From legal frying pan into fire for Fragozo

EUSD Trustee Jose Fragozo outsiden Vista superior Court.

May 18 has been set as arraignment day for Escondido Unified School District Trustee Jose Fragozo’s next journey through the legal system.

Fragozo was exonerated last month during a hearing sought by EUSD superintendent Juan Rankins-Ibarra and other administrators to make a temporary restraining order stick permanently. San Diego Superior Court Judge Richard Whitey refused to bar Fragozo from attending school board meetings and visiting district facilities.

This date with the legal system poses even more potentially dire consequences for Fragozo. San Diego County prosecutors accuse Fragozo of 13 felony charges related to allegedly misrepresenting his place of residence to run for school board.

Charges include alleged perjury, false voter registration, filing false election documents and other counts linked to complaints that he doesn’t live in the voting district where he was elected. State law says candidates must live at only one residence the district they seek to represent. Fragozo would face  a maximum sentence of nine years, four months in prison if convicted.

“Mr. Fragozo is very disappointed the public is being made to pay for nothing,” Victor Torres, his attorney said. “We believe this will lead to a full exoneration.”

Fragozo initially was elected during districtwide elections in which top finishers made it to the board. Board trustees subsequently changed election procedures mandating trustees must live in specific districts they were elected to represent.

Publicly released search warrants filed by the District Attorney’s office cited concerns about Fragozo’s reported residence at 305 South Maple St. dating to a July 16, 2012 complaint.

Investigators said Joan Gardner, recently named EUSD board president, wrote a letter in July 2012 to the Secretary of State’s Office about Fragozo’s alleged lack of proper residency.

Search warrants said investigators started looking officially into Fragozo’s reported South Maple Street  address since Aug. 31, 2015. Investigators said Fragozo changed his voter registration form to the Old Escondido address within the newly formed school board district two days prior to filing candidacy papers on July 14, 2012.
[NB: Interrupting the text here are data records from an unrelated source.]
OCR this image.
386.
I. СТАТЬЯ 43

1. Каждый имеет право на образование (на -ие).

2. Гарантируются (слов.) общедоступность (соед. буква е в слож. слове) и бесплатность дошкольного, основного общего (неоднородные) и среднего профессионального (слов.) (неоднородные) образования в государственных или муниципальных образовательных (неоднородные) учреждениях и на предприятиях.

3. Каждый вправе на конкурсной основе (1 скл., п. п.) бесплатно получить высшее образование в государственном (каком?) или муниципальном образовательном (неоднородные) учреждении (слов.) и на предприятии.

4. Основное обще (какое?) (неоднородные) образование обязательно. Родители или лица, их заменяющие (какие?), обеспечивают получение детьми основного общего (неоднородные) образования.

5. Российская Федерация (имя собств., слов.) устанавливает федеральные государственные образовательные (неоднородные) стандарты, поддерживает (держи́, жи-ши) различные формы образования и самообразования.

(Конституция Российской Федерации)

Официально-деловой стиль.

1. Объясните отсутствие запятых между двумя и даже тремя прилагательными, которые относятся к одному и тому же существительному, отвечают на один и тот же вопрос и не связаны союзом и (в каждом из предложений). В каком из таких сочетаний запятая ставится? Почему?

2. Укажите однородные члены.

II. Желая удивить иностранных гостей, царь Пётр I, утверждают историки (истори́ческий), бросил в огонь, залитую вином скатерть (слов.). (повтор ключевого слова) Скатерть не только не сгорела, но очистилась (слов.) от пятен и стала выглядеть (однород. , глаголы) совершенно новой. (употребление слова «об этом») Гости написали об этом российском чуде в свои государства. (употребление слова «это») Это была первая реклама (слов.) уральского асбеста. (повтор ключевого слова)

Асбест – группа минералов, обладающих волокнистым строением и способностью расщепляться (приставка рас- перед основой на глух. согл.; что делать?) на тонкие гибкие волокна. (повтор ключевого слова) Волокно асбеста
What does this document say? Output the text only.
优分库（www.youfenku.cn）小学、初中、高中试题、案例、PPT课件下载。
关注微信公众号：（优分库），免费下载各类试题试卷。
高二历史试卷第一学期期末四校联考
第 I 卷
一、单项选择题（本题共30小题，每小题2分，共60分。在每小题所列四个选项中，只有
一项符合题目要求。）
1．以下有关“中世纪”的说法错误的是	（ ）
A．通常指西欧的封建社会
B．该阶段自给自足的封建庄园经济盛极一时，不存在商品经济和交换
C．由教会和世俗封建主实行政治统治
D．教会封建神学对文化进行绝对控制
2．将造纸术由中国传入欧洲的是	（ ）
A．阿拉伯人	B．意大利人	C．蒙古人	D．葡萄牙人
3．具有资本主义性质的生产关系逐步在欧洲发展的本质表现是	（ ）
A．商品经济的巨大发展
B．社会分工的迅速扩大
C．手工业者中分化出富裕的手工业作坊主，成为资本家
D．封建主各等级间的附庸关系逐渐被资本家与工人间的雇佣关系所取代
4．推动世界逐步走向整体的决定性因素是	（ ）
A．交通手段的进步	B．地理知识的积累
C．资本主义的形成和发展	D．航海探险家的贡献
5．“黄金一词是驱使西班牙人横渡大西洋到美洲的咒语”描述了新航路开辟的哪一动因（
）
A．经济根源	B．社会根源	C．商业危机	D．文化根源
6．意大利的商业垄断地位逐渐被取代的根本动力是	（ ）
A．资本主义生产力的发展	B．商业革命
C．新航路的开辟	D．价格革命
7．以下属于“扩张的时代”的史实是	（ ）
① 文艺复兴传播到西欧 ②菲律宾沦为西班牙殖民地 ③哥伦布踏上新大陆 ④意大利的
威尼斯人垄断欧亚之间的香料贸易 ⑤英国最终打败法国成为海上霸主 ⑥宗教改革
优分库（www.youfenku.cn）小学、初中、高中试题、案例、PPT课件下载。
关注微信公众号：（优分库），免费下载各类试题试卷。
During testimony Tuesday and Wednesday, prosecutors argued that motor vehicle, cellphone and tax records show that Fragozo lived primarily at his four-bedroom home at 28346 Crooked Oak Lane in Hidden Meadows, not at an apartment on South Maple Street, which he listed as his address with the Registrar of Voters.

Prosecutors also cited statements by Fragozo’s neighbors, acquaintances and family members that suggested he continued to live at the Hidden Meadows home after his election.

Fragozo said he was being victimized by fellow EUSD trustees and leadership for seeking to improve district educational performance specifically in regard to non-English speaking learners who make up a large portion of the district.

The stage was set this week with two days of hearings before San Diego Superior Court Judge Blaine Bowman  to determine whether the case could proceed through state courts. Fragozo and Torres called allegations hearsay.

Bowman said the evidence exceeds the standard required to bring the case to trial.

Fragozo’s attorney, Victor Torres, said the testimony presented in the preliminary hearing may have been enough to move the case forward, but it falls far short of proving that Fragozo didn’t live in the apartment while serving on the school board.

“It’s a very low burden for the prosecutors,” Torres said, outside the courtroom this week “The trial is for the jury to determine the facts beyond a reasonable doubt.”

Deputy District Attorney Leon Schorr said he was confident prosecutors would prove their allegations when the case goes to trial this year. “We’re happy the judge saw it the way we do,” Schorr said.